For detailed experimental design information, please refer to the protocols for library preparation using the with-bead method and gene capture that are provided as Supplementary Material. Sequencing and analysis
We pooled 20 indexed samples in equimolar ratios after gene capture. We then measured the pooled product using the CFX Connect Real-Time PCR system (Bio-Rad, Hercules, CA) and used 600 µL of 8 pM sample for paired-end 150 bp sequencing on a MiSeq sequencer (Illumina, Inc, San Diego, CA). Sequence reads associated with each sample were identified by their respective indices. The adapter sequences and sites with lower qualities were trimmed using the Cutadapt application (version 1.1; http://code.google.com/p/cutadapt/)(20). Contigs were assembled de novo for each species using ABySS (version 1.3.4; www.bcgsc.ca/platform/bioinfo/software/abyss)(21). A custom Perl script (Supplementary Material) was used to retrieve the sequences for each gene for each species studied from the assembled contigs. The aligned sequences for each gene were checked by eye to ensure accuracy using Geneious Pro v5.6.2 (Biomatters, Auckland, New Zealand; available at www.geneious.com/). To ensure that only orthologous sequences were used in our final analyses, we only considered cases where the target returned a single hit. We were able to do this because our bait arrays were explicitly designed to target single copy genes in the 6 model organisms (based on a conservative 60% dissimilarity criterion used in the initial selection of target sequences). As a further test of orthology, we used a Hidden Markov Model (HMM), trained on a curated set of alignments of the 1449 single copy targets across the 6 model organisms (22) to assign captured sequences to their corresponding orthologous targets. In all cases, more than 90% of the captured sequences were assigned as orthologs by the HMM. We excluded all genes whose orthology was questionable from further analysis. We caution that paralogs resulting from gene duplication and subsequent asymmetric loss cannot always be ruled out with our approach. The average identity between the captured sequences and the baits was calculated using custom Perl scripts (Supplementary Material). Results and discussion Comparison across different classes of gnathostome vertebrates
The results we obtained varied depending on hybridization and washing conditions (Table 1). Under standard conditions, very few target sequences were successfully retrieved, except for the positive controls, where both bait and target library were derived from the same species.

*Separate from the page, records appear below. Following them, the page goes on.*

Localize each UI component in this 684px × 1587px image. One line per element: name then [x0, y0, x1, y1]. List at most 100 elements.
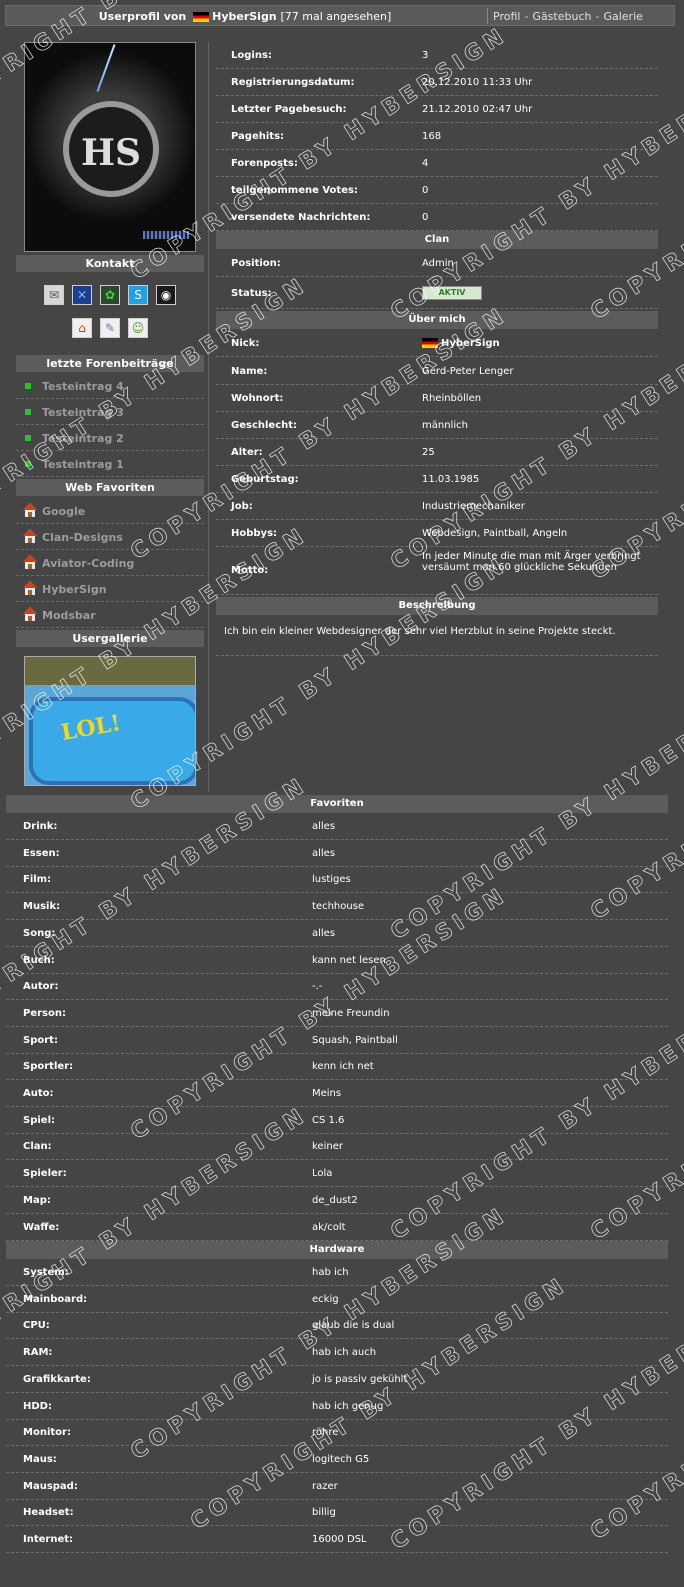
forum-post-item[interactable]: Testeintrag 2 [16, 425, 204, 451]
web-favorites-heading: Web Favoriten [16, 479, 204, 496]
avatar-logo: HS [63, 101, 159, 197]
web-favorite-item[interactable]: HyberSign [16, 576, 204, 602]
nick-link[interactable]: HyberSign [441, 338, 500, 349]
forum-post-item[interactable]: Testeintrag 4 [16, 373, 204, 399]
view-count: [77 mal angesehen] [280, 10, 392, 23]
title-prefix: Userprofil von [98, 10, 187, 23]
hardware-row: CPU: glaub die is dual [6, 1312, 668, 1340]
house-icon [23, 607, 37, 621]
stat-row: Letzter Pagebesuch: 21.12.2010 02:47 Uhr [216, 96, 658, 123]
hardware-row: Mauspad: razer [6, 1473, 668, 1500]
favoriten-row: Drink: alles [6, 813, 668, 840]
about-row: Geschlecht: männlich [216, 412, 658, 439]
favoriten-row: Musik: techhouse [6, 893, 668, 921]
favoriten-row: Map: de_dust2 [6, 1187, 668, 1214]
profile-nav: Profil - Gästebuch - Galerie [493, 10, 643, 23]
homepage-icon[interactable]: ⌂ [72, 318, 92, 338]
favoriten-row: Waffe: ak/colt [6, 1214, 668, 1241]
web-favorite-item[interactable]: Clan-Designs [16, 524, 204, 550]
about-me-heading: Über mich [216, 311, 658, 329]
header-divider [487, 8, 488, 24]
description-heading: Beschreibung [216, 597, 658, 615]
avatar: HS [24, 42, 196, 252]
clan-position-row: Position: Admin [216, 250, 658, 277]
buddy-add-icon[interactable]: ☺ [128, 318, 148, 338]
house-icon [23, 581, 37, 595]
favoriten-row: Person: meine Freundin [6, 1000, 668, 1027]
msn-icon[interactable]: ✕ [72, 285, 92, 305]
icq-icon[interactable]: ✿ [100, 285, 120, 305]
forum-post-item[interactable]: Testeintrag 3 [16, 399, 204, 425]
germany-flag-icon [193, 12, 210, 22]
about-row: Job: Industriemechaniker [216, 493, 658, 520]
favoriten-row: Sport: Squash, Paintball [6, 1027, 668, 1054]
hardware-row: Maus: logitech G5 [6, 1446, 668, 1473]
favoriten-heading: Favoriten [6, 795, 668, 813]
favoriten-row: Film: lustiges [6, 866, 668, 894]
contact-icons: ✉ ✕ ✿ S ◉ [16, 285, 204, 305]
user-gallery-heading: Usergallerie [16, 630, 204, 647]
title-username: HyberSign [212, 10, 277, 23]
nav-galerie-link[interactable]: Galerie [603, 10, 642, 23]
hardware-row: Internet: 16000 DSL [6, 1526, 668, 1553]
description-divider [216, 630, 658, 656]
post-bullet-icon [25, 461, 31, 467]
mail-icon[interactable]: ✉ [44, 285, 64, 305]
status-active-badge: AKTIV [422, 286, 482, 300]
stat-row: Registrierungsdatum: 20.12.2010 11:33 Uhr [216, 69, 658, 96]
nav-gaestebuch-link[interactable]: Gästebuch [532, 10, 591, 23]
nav-profil-link[interactable]: Profil [493, 10, 520, 23]
stat-row: Pagehits: 168 [216, 123, 658, 150]
forum-posts-heading: letzte Forenbeiträge [16, 355, 204, 372]
stat-row: Forenposts: 4 [216, 150, 658, 177]
favoriten-row: Spieler: Lola [6, 1160, 668, 1188]
favoriten-row: Spiel: CS 1.6 [6, 1107, 668, 1134]
clan-status-row: Status: AKTIV [216, 277, 658, 309]
page-title: Userprofil von HyberSign [77 mal angeseh… [6, 10, 484, 23]
web-favorite-item[interactable]: Google [16, 498, 204, 524]
house-icon [23, 555, 37, 569]
about-row: Alter: 25 [216, 439, 658, 466]
stat-row: teilgenommene Votes: 0 [216, 177, 658, 204]
favoriten-row: Essen: alles [6, 840, 668, 867]
nick-row: Nick: HyberSign [216, 330, 658, 357]
favoriten-row: Buch: kann net lesen [6, 947, 668, 974]
clan-heading: Clan [216, 231, 658, 249]
post-bullet-icon [25, 435, 31, 441]
steam-icon[interactable]: ◉ [156, 285, 176, 305]
hardware-heading: Hardware [6, 1241, 668, 1259]
stat-row: Logins: 3 [216, 42, 658, 69]
about-row: Geburtstag: 11.03.1985 [216, 466, 658, 493]
column-divider [208, 42, 209, 792]
forum-post-item[interactable]: Testeintrag 1 [16, 451, 204, 477]
hardware-row: Monitor: röhre [6, 1419, 668, 1447]
germany-flag-icon [422, 338, 438, 348]
web-favorite-item[interactable]: Modsbar [16, 602, 204, 628]
hardware-row: System: hab ich [6, 1259, 668, 1286]
favoriten-row: Sportler: kenn ich net [6, 1053, 668, 1081]
about-row: Name: Gerd-Peter Lenger [216, 358, 658, 385]
favoriten-row: Song: alles [6, 920, 668, 947]
web-favorite-item[interactable]: Aviator-Coding [16, 550, 204, 576]
house-icon [23, 529, 37, 543]
gallery-thumbnail[interactable]: LOL! [24, 656, 196, 786]
hardware-row: Grafikkarte: jo is passiv gekühlt [6, 1366, 668, 1393]
favoriten-row: Clan: keiner [6, 1133, 668, 1161]
profile-header-bar: Userprofil von HyberSign [77 mal angeseh… [5, 5, 675, 26]
about-row: Hobbys: Webdesign, Paintball, Angeln [216, 520, 658, 547]
skype-icon[interactable]: S [128, 285, 148, 305]
hardware-row: Mainboard: eckig [6, 1286, 668, 1313]
post-bullet-icon [25, 383, 31, 389]
hardware-row: Headset: billig [6, 1499, 668, 1527]
favoriten-row: Autor: -.- [6, 973, 668, 1001]
stat-row: versendete Nachrichten: 0 [216, 204, 658, 231]
about-row: Wohnort: Rheinböllen [216, 385, 658, 412]
guestbook-icon[interactable]: ✎ [100, 318, 120, 338]
house-icon [23, 503, 37, 517]
hardware-row: HDD: hab ich genug [6, 1393, 668, 1420]
motto-row: Motto: In jeder Minute die man mit Ärger … [216, 547, 658, 595]
contact-heading: Kontakt [16, 255, 204, 272]
favoriten-row: Auto: Meins [6, 1080, 668, 1107]
contact-icons-row2: ⌂ ✎ ☺ [16, 318, 204, 338]
hardware-row: RAM: hab ich auch [6, 1339, 668, 1367]
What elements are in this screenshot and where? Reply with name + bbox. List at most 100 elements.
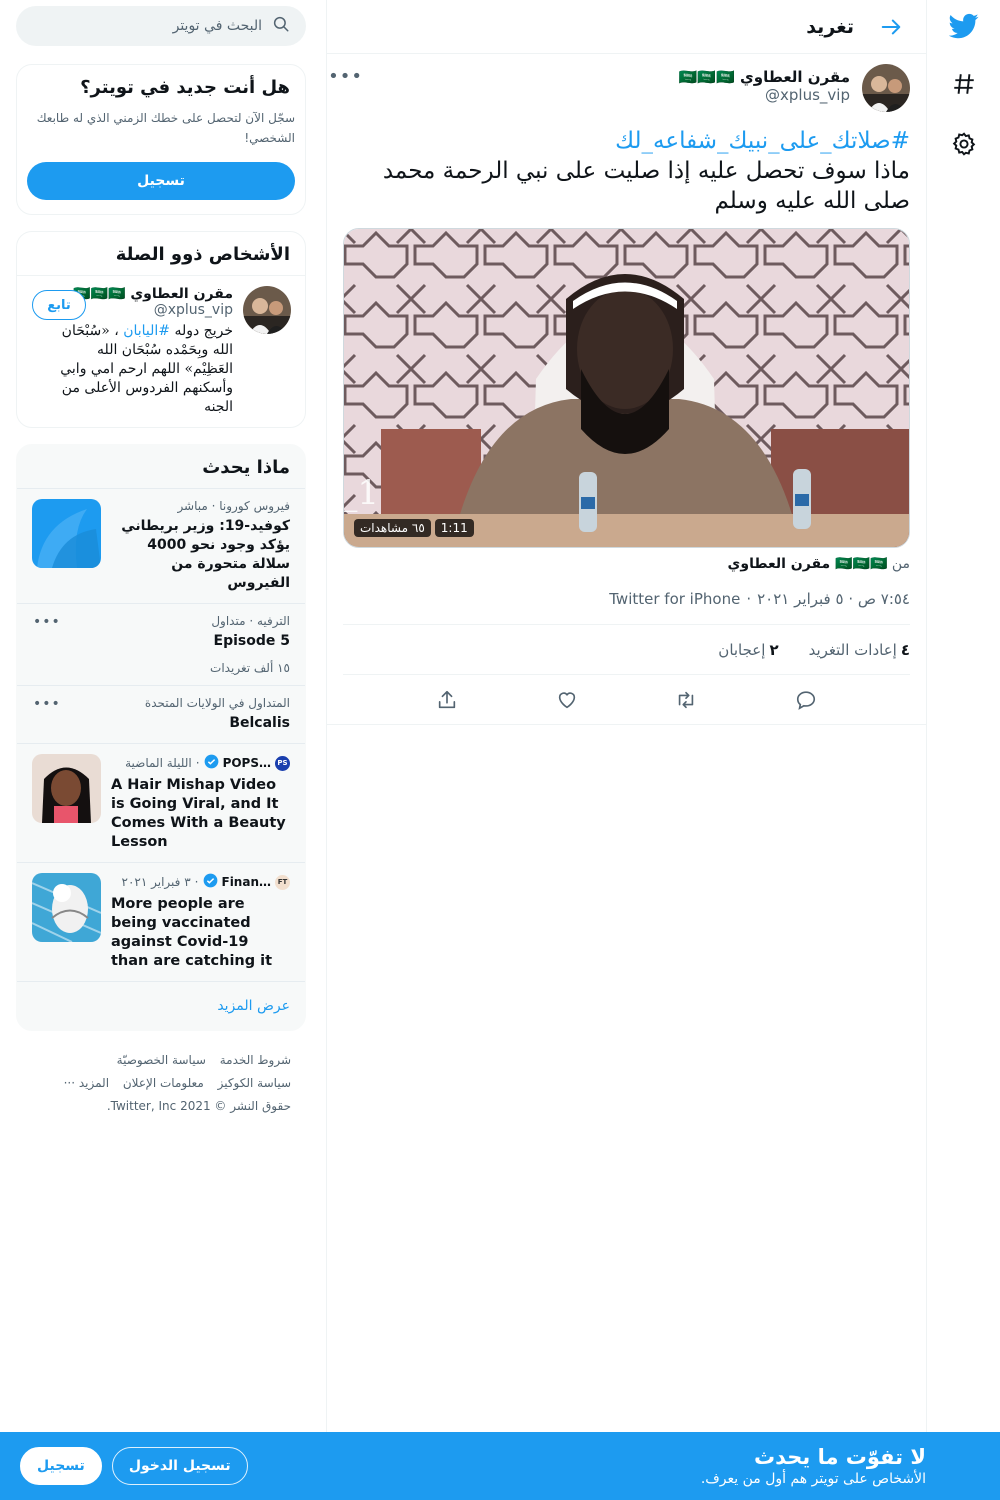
- copyright: حقوق النشر © 2021 Twitter, Inc.: [106, 1099, 291, 1113]
- video-thumbnail: twi:@rit__1: [343, 229, 909, 547]
- news-time: الليلة الماضية: [125, 756, 192, 770]
- follow-button[interactable]: تابع: [32, 290, 86, 320]
- from-name[interactable]: 🇸🇦🇸🇦🇸🇦 مقرن العطاوي: [728, 556, 888, 572]
- terms-link[interactable]: شروط الخدمة: [220, 1053, 291, 1067]
- verified-badge-icon: [204, 754, 219, 772]
- nav-rail: [926, 0, 1000, 1500]
- avatar[interactable]: [862, 64, 910, 112]
- trend-count: ١٥ ألف تغريدات: [210, 661, 290, 675]
- privacy-link[interactable]: سياسة الخصوصيّة: [117, 1053, 206, 1067]
- likes-count: ٢: [769, 640, 779, 659]
- avatar[interactable]: [243, 286, 291, 334]
- popsugar-logo-icon: PS: [275, 755, 290, 771]
- reply-icon[interactable]: [789, 683, 823, 717]
- likes-stat[interactable]: ٢إعجابان: [718, 641, 778, 659]
- from-prefix: من: [891, 556, 910, 572]
- news-source: POPS…: [222, 756, 271, 770]
- tweet-text: #صلاتك_على_نبيك_شفاعه_لك ماذا سوف تحصل ع…: [343, 126, 910, 216]
- show-more-link[interactable]: عرض المزيد: [17, 981, 305, 1030]
- search-bar[interactable]: [16, 6, 306, 46]
- share-icon[interactable]: [430, 683, 464, 717]
- author-handle[interactable]: @xplus_vip: [679, 86, 850, 104]
- bottom-login-button[interactable]: تسجيل الدخول: [111, 1447, 248, 1485]
- trend-meta: المتداول في الولايات المتحدة: [144, 696, 290, 710]
- bottom-signup-bar: لا تفوّت ما يحدث الأشخاص على تويتر هم أو…: [0, 1432, 1000, 1500]
- gear-icon[interactable]: [944, 124, 984, 164]
- retweets-count: ٤: [900, 640, 910, 659]
- meta-separator: ·: [746, 590, 752, 608]
- tweet-actions: [327, 675, 926, 725]
- twitter-logo-icon[interactable]: [944, 6, 984, 46]
- back-arrow-icon[interactable]: [874, 10, 908, 44]
- news-item[interactable]: PS POPS… · الليلة الماضية A Hair Mishap …: [17, 743, 305, 862]
- relevant-person[interactable]: مقرن العطاوي 🇸🇦🇸🇦🇸🇦 @xplus_vip خريج دوله…: [17, 275, 305, 427]
- video-watermark: twi:@rit__1: [343, 473, 379, 513]
- trend-item[interactable]: فيروس كورونا · مباشر كوفيد-19: وزير بريط…: [17, 488, 305, 603]
- bio-hashtag[interactable]: #اليابان: [123, 323, 170, 339]
- video-views: ٦٥ مشاهدات: [354, 519, 431, 537]
- trend-item[interactable]: الترفيه · متداول Episode 5 ١٥ ألف تغريدا…: [17, 603, 305, 685]
- signup-button[interactable]: تسجيل: [27, 162, 295, 200]
- more-options-icon[interactable]: •••: [33, 614, 61, 630]
- author-name[interactable]: مقرن العطاوي 🇸🇦🇸🇦🇸🇦: [679, 68, 850, 86]
- news-title: A Hair Mishap Video is Going Viral, and …: [111, 777, 286, 850]
- cookies-link[interactable]: سياسة الكوكيز: [218, 1076, 291, 1090]
- like-icon[interactable]: [550, 683, 584, 717]
- page-title: تغريد: [806, 15, 854, 38]
- trend-meta: الترفيه · متداول: [211, 614, 290, 628]
- hashtag-icon[interactable]: [944, 64, 984, 104]
- news-thumbnail: [32, 873, 101, 942]
- verified-badge-icon: [203, 873, 218, 891]
- news-item[interactable]: FT Finan… · ٣ فبراير ٢٠٢١ More people ar…: [17, 862, 305, 981]
- search-icon: [272, 15, 290, 37]
- search-input[interactable]: [62, 18, 262, 34]
- more-options-icon[interactable]: •••: [33, 696, 61, 712]
- video-duration: 1:11: [434, 519, 474, 537]
- bottom-bar-title: لا تفوّت ما يحدث: [754, 1445, 926, 1469]
- trend-meta: فيروس كورونا · مباشر: [177, 499, 290, 513]
- new-to-twitter-card: هل أنت جديد في تويتر؟ سجّل الآن لتحصل عل…: [16, 64, 306, 215]
- whats-happening-card: ماذا يحدث فيروس كورونا · مباشر كوفيد-19:…: [16, 444, 306, 1031]
- whats-happening-title: ماذا يحدث: [202, 457, 290, 478]
- tweet-meta: ٧:٥٤ ص · ٥ فبراير ٢٠٢١ · Twitter for iPh…: [343, 590, 910, 625]
- trend-title: Belcalis: [229, 715, 290, 731]
- news-time: ٣ فبراير ٢٠٢١: [121, 875, 191, 889]
- ft-logo-icon: FT: [275, 874, 290, 890]
- relevant-people-card: الأشخاص ذوو الصلة مقرن العطاوي 🇸🇦🇸🇦🇸🇦 @x…: [16, 231, 306, 428]
- tweet-body: ماذا سوف تحصل عليه إذا صليت على نبي الرح…: [382, 158, 910, 214]
- bottom-signup-button[interactable]: تسجيل: [20, 1447, 102, 1485]
- tweet-source[interactable]: Twitter for iPhone: [609, 590, 740, 608]
- video-badges: 1:11 ٦٥ مشاهدات: [354, 519, 474, 537]
- video-attribution: من 🇸🇦🇸🇦🇸🇦 مقرن العطاوي: [343, 556, 910, 572]
- news-source: Finan…: [221, 875, 272, 889]
- tweet-video[interactable]: twi:@rit__1 1:11 ٦٥ مشاهدات: [343, 228, 910, 548]
- tweet-author: مقرن العطاوي 🇸🇦🇸🇦🇸🇦 @xplus_vip •••: [328, 64, 910, 112]
- tweet: مقرن العطاوي 🇸🇦🇸🇦🇸🇦 @xplus_vip ••• #صلات…: [327, 54, 926, 725]
- trend-title: Episode 5: [213, 633, 290, 649]
- more-link[interactable]: المزيد ···: [64, 1076, 109, 1090]
- tweet-timestamp[interactable]: ٧:٥٤ ص · ٥ فبراير ٢٠٢١: [757, 590, 910, 608]
- sidebar-footer: شروط الخدمة سياسة الخصوصيّة سياسة الكوكي…: [16, 1049, 306, 1118]
- page-header: تغريد: [327, 0, 926, 54]
- retweets-stat[interactable]: ٤إعادات التغريد: [809, 641, 910, 659]
- tweet-stats: ٤إعادات التغريد ٢إعجابان: [343, 625, 910, 675]
- sidebar: هل أنت جديد في تويتر؟ سجّل الآن لتحصل عل…: [16, 0, 306, 1118]
- bio-prefix: خريج دوله: [174, 323, 233, 339]
- new-card-description: سجّل الآن لتحصل على خطك الزمني الذي له ط…: [36, 111, 295, 145]
- trend-title: كوفيد-19: وزير بريطاني يؤكد وجود نحو 400…: [121, 518, 290, 591]
- trend-item[interactable]: المتداول في الولايات المتحدة Belcalis ••…: [17, 685, 305, 743]
- tweet-hashtag[interactable]: #صلاتك_على_نبيك_شفاعه_لك: [343, 126, 910, 156]
- relevant-card-title: الأشخاص ذوو الصلة: [115, 244, 290, 265]
- news-title: More people are being vaccinated against…: [111, 896, 273, 969]
- dot-separator: ·: [194, 875, 199, 889]
- likes-label: إعجابان: [718, 640, 766, 659]
- main-column: تغريد مقرن العطاوي 🇸🇦🇸🇦🇸🇦 @xplus_vip •••: [326, 0, 926, 1500]
- news-thumbnail: [32, 754, 101, 823]
- more-options-icon[interactable]: •••: [328, 66, 363, 87]
- person-bio: خريج دوله #اليابان ، «سُبْحَان الله وبِح…: [47, 322, 233, 417]
- new-card-title: هل أنت جديد في تويتر؟: [80, 77, 290, 98]
- ads-info-link[interactable]: معلومات الإعلان: [123, 1076, 204, 1090]
- retweets-label: إعادات التغريد: [808, 640, 897, 659]
- retweet-icon[interactable]: [669, 683, 703, 717]
- trend-thumbnail: [32, 499, 101, 568]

The only exception to this was the result obtained for birds where 554 target sequences were captured for T. guttata (zebra finch) using G. gallus (chicken) baits. We speculate that this is a consequence of the unusually high level of sequence similarity seen among divergent species of birds relative to their non-avian vertebrate counterparts (23). By contrast, under the relaxed hybridization conditions, there was an eight-fold increase in the number of target sequences captured relative to experiments executed under standard conditions. The difference in the effectiveness of gene capture was especially obvious where target species were highly divergent from bait species (Table 1).